On my third night in Syria, I slept under rocket shelling in Kafranbel. On my fourth day, I had a nervous breakdown in Aleppo. Everybody I met was wounded in some way by the war, and open to sharing their stories. And every young child reminded me of my cousins, every young man of my uncles, and every old woman of my grandmother, all of whom were a few cities away and inaccessible to me. These moments added to the well of emotional distress I carry privately with me to this day.

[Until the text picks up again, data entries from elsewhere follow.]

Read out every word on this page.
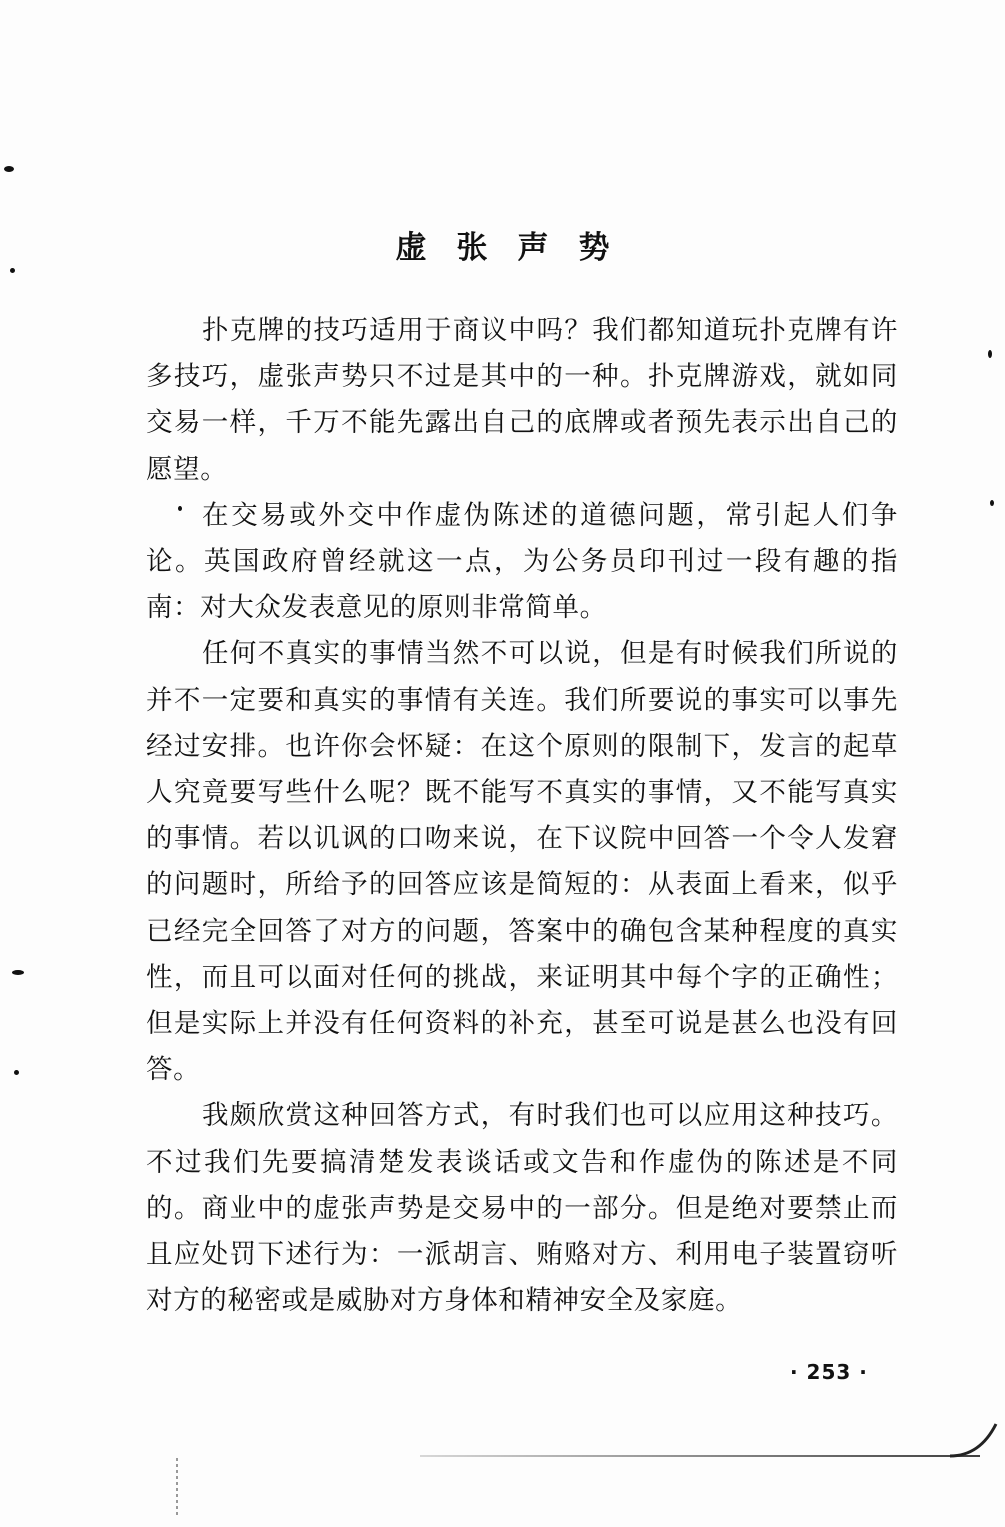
虚张声势

扑克牌的技巧适用于商议中吗？我们都知道玩扑克牌有许多技巧，虚张声势只不过是其中的一种。扑克牌游戏，就如同交易一样，千万不能先露出自己的底牌或者预先表示出自己的愿望。

在交易或外交中作虚伪陈述的道德问题，常引起人们争论。英国政府曾经就这一点，为公务员印刊过一段有趣的指南：对大众发表意见的原则非常简单。

任何不真实的事情当然不可以说，但是有时候我们所说的并不一定要和真实的事情有关连。我们所要说的事实可以事先经过安排。也许你会怀疑：在这个原则的限制下，发言的起草人究竟要写些什么呢？既不能写不真实的事情，又不能写真实的事情。若以讥讽的口吻来说，在下议院中回答一个令人发窘的问题时，所给予的回答应该是简短的：从表面上看来，似乎已经完全回答了对方的问题，答案中的确包含某种程度的真实性，而且可以面对任何的挑战，来证明其中每个字的正确性；但是实际上并没有任何资料的补充，甚至可说是甚么也没有回答。

我颇欣赏这种回答方式，有时我们也可以应用这种技巧。不过我们先要搞清楚发表谈话或文告和作虚伪的陈述是不同的。商业中的虚张声势是交易中的一部分。但是绝对要禁止而且应处罚下述行为：一派胡言、贿赂对方、利用电子装置窃听对方的秘密或是威胁对方身体和精神安全及家庭。

· 253 ·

In America, I would write op-eds, organize political and educational events, and donate money to Syria, but it didn’t stop the violence. I became acutely aware of “first-world culture” and our privileges as American citizens. I realized how two groups I used to be apart of, the “do-good” and “life-enthusiast” sub-cultures, are failed attempts by the privileged to both “save the world” and grasp the full extent of “living”. Furthermore, the “radical activism” sub-culture has its own problems practicing the very ideas they preach, particularly in recognizing intersectionality and creating safe spaces (many advocates for Syria have been shunned by the political Left and Pro-Palestinian organizations). Deconstructing privilege, pushing past our isolationist xenophobia, and developing an intersectional view of the human condition will be necessary to grasp as we strive for a more balanced world.

As I began to see how political structures create and perpetuate violence, I quietly committed myself to becoming a doctor. There is a chance that by the time I’m a practicing doctor, the violence in Syria will have stopped. But unless a major shift in political and social values occurs, there will continue to be casualties at the intersection of health and human rights.